- Born: 9 February 1940 (age 86) London, England
- Education: University College London (BSc); University of Cambridge (PhD);
- Awards: FRS (1988); Holweck Prize (1996);
- Scientific career
- Fields: condensed matter physics; materials science;
- Workplaces: University of Bristol;
- Doctoral advisor: Archibald Howie

= John Steeds (scientist) =

British physicist and materials scientist

John Wickham Steeds (born 9 February 1940) is a British physicist and materials scientist. He is an Emeritus Professor of Physics at the University of Bristol.

== Research ==
Steeds is best known for his investigations of the microstructure of materials using electron microscopy and convergent-beam electron diffraction. Early in his career, he produced seminal work on dislocation arrangements in deformed copper crystals, which is a basis for the more recent theories of work hardening.
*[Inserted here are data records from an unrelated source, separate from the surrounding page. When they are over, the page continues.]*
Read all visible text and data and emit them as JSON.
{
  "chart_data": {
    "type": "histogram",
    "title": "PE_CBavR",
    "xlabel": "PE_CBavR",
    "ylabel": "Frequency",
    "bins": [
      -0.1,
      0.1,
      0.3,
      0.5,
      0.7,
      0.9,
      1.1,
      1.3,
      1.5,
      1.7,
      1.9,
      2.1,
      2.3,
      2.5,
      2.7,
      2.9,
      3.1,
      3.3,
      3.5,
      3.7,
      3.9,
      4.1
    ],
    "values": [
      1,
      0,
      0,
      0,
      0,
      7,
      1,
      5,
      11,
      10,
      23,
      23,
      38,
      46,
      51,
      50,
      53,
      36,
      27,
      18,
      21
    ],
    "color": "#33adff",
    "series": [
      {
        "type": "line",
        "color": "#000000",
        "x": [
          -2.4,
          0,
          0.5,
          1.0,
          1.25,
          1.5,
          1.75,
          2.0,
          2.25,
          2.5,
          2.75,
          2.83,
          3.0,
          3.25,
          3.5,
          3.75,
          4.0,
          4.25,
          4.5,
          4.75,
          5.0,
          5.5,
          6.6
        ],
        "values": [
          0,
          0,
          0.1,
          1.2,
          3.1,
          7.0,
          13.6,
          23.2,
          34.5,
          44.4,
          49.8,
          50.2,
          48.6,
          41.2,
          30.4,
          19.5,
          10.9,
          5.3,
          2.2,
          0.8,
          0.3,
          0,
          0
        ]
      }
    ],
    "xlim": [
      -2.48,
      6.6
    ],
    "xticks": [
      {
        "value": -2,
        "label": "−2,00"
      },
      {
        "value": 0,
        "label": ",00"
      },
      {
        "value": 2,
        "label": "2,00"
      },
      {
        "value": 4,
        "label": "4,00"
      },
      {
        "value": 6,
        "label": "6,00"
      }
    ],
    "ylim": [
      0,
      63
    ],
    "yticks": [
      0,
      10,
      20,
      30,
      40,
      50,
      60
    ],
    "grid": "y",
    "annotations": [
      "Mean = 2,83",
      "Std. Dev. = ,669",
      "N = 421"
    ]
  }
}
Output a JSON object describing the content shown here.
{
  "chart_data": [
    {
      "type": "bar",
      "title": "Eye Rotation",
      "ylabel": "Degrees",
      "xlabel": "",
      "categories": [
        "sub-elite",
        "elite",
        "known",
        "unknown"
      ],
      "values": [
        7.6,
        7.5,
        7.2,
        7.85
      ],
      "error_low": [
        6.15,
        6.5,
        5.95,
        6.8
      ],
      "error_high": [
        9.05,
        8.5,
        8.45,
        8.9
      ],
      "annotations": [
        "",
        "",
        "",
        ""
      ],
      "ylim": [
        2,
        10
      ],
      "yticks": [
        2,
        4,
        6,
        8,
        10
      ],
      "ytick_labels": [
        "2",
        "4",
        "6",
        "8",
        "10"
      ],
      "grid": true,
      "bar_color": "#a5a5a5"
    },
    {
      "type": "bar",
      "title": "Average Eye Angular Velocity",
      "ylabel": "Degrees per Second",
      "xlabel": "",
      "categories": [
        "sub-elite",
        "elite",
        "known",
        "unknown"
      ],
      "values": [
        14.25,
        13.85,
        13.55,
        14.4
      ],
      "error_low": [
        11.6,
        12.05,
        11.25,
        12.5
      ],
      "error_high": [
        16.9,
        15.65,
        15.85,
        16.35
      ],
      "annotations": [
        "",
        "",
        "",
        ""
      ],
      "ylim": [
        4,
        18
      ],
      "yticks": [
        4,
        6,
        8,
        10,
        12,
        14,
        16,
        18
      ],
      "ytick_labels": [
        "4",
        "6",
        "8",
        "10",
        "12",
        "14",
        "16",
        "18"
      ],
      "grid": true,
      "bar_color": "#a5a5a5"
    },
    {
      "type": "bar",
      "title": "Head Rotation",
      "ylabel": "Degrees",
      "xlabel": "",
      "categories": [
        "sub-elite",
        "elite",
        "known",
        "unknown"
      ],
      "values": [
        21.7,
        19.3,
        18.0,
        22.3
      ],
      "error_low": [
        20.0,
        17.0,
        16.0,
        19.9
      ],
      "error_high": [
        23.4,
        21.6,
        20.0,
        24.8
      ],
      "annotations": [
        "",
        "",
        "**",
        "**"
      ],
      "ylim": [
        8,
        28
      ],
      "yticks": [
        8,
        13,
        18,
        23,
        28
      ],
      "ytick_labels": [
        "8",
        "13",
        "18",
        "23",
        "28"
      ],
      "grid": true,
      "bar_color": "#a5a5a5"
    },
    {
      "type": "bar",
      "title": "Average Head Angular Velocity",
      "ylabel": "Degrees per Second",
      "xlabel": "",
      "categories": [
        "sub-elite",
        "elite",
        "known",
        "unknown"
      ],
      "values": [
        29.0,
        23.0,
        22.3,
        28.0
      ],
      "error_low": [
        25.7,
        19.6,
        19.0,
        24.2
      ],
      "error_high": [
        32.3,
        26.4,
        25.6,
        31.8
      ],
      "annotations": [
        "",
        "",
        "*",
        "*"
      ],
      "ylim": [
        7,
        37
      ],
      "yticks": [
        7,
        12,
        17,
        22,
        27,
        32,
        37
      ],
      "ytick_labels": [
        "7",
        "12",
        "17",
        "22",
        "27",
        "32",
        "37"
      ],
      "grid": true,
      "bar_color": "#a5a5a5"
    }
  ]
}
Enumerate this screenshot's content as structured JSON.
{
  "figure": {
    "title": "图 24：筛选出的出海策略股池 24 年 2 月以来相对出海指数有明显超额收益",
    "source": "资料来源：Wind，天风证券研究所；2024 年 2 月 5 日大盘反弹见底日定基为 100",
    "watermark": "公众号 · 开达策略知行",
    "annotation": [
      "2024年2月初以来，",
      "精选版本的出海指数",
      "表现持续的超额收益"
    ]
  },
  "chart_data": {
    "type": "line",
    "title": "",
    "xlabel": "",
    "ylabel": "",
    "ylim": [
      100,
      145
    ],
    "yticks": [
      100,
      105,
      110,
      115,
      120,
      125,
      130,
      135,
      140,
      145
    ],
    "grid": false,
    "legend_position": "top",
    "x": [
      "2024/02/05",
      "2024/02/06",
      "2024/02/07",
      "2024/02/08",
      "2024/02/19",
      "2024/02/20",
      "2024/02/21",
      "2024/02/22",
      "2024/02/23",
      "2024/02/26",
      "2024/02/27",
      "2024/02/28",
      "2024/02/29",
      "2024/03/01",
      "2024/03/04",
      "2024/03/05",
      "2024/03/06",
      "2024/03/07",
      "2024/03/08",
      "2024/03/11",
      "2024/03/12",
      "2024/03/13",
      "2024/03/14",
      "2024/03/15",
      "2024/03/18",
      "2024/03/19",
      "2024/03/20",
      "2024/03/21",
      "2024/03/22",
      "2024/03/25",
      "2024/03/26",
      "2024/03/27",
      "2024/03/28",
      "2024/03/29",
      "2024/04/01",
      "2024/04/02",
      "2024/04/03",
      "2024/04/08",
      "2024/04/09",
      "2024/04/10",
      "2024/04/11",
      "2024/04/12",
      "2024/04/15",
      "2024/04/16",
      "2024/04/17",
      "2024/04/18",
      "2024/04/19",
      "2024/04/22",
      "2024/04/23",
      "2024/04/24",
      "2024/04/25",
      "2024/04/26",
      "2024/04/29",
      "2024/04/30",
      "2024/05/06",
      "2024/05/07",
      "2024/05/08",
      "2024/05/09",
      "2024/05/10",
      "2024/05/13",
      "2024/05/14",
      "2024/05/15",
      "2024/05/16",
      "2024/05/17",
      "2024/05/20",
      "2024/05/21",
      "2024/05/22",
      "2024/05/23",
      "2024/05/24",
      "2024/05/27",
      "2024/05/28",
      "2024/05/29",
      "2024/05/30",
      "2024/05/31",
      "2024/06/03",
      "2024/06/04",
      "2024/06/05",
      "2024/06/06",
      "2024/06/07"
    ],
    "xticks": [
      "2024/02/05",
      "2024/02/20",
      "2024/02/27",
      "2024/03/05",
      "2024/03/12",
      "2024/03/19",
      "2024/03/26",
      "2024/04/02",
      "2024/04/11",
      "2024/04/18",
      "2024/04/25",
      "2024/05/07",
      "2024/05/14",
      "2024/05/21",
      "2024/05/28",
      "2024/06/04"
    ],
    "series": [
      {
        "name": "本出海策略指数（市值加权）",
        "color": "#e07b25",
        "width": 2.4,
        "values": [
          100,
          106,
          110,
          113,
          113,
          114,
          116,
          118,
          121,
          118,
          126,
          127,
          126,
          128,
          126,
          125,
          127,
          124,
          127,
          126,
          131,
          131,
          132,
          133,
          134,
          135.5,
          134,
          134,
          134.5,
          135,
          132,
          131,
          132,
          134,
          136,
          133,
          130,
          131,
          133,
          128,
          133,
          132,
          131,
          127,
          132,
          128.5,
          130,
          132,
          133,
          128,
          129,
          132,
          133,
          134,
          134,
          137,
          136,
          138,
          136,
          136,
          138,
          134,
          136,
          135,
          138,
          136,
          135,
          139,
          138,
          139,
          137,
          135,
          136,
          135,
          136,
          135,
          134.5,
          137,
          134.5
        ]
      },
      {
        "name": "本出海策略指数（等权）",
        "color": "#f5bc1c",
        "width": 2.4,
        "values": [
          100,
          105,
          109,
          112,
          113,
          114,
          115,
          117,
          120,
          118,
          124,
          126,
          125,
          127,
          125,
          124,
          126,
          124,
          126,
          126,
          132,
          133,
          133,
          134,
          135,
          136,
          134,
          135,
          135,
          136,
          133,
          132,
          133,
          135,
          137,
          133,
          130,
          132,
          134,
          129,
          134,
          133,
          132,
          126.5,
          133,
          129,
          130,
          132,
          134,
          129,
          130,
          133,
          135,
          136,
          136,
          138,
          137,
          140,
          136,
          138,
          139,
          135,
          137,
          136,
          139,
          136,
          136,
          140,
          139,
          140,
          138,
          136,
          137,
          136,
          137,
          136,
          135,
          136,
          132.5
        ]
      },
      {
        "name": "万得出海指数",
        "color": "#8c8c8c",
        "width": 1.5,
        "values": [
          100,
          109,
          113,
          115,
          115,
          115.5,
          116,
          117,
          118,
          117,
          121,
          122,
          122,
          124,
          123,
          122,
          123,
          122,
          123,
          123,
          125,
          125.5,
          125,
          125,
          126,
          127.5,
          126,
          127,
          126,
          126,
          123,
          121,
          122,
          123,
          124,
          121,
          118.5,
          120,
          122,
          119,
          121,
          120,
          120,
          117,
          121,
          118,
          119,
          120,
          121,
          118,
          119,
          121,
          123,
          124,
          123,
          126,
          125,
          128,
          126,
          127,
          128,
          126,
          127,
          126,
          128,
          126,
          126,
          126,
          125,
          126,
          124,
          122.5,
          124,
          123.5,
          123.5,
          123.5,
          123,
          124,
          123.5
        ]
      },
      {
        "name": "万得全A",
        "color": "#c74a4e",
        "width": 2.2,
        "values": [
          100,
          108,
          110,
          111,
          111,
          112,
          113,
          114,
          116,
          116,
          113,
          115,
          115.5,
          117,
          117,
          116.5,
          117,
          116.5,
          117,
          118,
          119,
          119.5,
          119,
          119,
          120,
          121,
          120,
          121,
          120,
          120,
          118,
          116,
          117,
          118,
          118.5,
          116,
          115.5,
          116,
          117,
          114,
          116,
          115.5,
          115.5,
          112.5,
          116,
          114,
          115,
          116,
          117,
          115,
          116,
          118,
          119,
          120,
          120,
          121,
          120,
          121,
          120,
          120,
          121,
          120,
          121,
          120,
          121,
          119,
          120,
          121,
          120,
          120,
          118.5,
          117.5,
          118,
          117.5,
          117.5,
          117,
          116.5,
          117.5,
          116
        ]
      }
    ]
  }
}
His monograph on anisotropic elasticity theory of dislocations is a standard reference. He has led a sophisticated research effort to make, from image plane diffraction analysis ("real-space crystallography") and convergent-beam diffraction, a complete system for crystallographic structure determination in the electron microscope. He is recognised as a world expert in this technique.

Significant applications include precipitate structure in steels, new phases in the contact regions of integrated circuits and the correction of important errors in the structure of transition metal dichalcogenides. With the first observation of solitons (discommensurations) in the stripe and triply incommensurate states of these layer compounds, he has produced dynamic images of the basic phase-transition mechanisms.

== Awards and honours ==
Steeds was elected a Fellow of the Royal Society (FRS) in 1988. In 1996, he received the Holweck Medal, awarded jointly by the Institute of Physics and Société Française de Physique.